Quantifying the impact of selection effects on FRB DM-$z$ relation cosmological inference

TL;DR

This paper investigates how observational biases affect cosmological inferences from FRB dispersion measures, showing current analyses are robust but future large samples require explicit modeling of selection effects.

Contribution

The study quantifies the impact of selection effects on FRB-based cosmological inference and develops a neural network emulator for cosmic DM variance with high accuracy.

Findings

Selection effects have minimal impact on current FRB samples.

Biases could exceed 3σ for future large FRB samples if not modeled.

The neural network emulator enables rapid likelihood evaluations.

Abstract

Fast Radio Bursts (FRBs) have emerged as powerful probes of baryonic matter in the Universe, offering constraints on cosmological and feedback parameters through their extragalactic dispersion measure-redshift (DM$_\mathrm{exgal}$-$z$) relation.

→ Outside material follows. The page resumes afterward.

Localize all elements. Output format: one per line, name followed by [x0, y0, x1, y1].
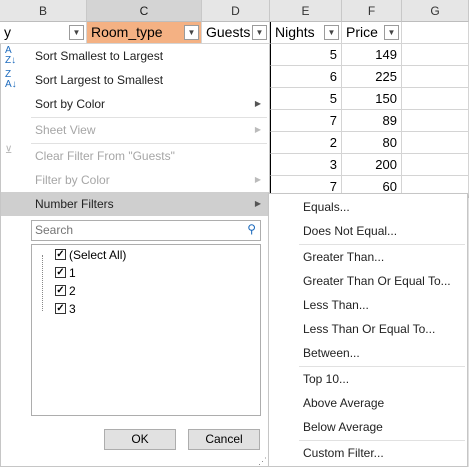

However, the observed FRB population is shaped by complex selection effects arising from instrument sensitivity, DM-dependent search efficiency, and FRB source population redshift-evolution. In this work, we quantify the impact of such observational and population selection effects on cosmological inference derived from the conditional distribution $p(\mathrm{DM}_{\mathrm{exgal}}|z)$. Using forward-modeled FRB population simulations, we explore progressively realistic survey scenarios incorporating redshift evolution, luminosity function, and instrument DM selection function. To enable rapid likelihood evaluations, we build a neural-network emulator for the variance in cosmic DM, $\sigma^2[\mathrm{DM}_{\mathrm{cosmic}}(z)]$, trained on $5\times10^4$ baryonification halo-model simulations, achieving $\leq4\%$ accuracy up to $z=4$. We demonstrate that while redshift and DM-dependent selection effects substantially alter the joint distribution $p(\mathrm{DM},z)$, they have a negligible impact on the conditional distribution $p(\mathrm{DM}_{\mathrm{exgal}}|z)$ for current sample sizes. The parameter biases are $\lesssim0.8\sigma$ for $10^2$ FRBs, indicating that conditional analyses are robust for present surveys. However, depending on the survey DM-dependent search efficiency, these biases may exceed $3\sigma$ for $10^4$ FRBs, thus implying that explicit modeling of selection effects will be essential for next-generation samples.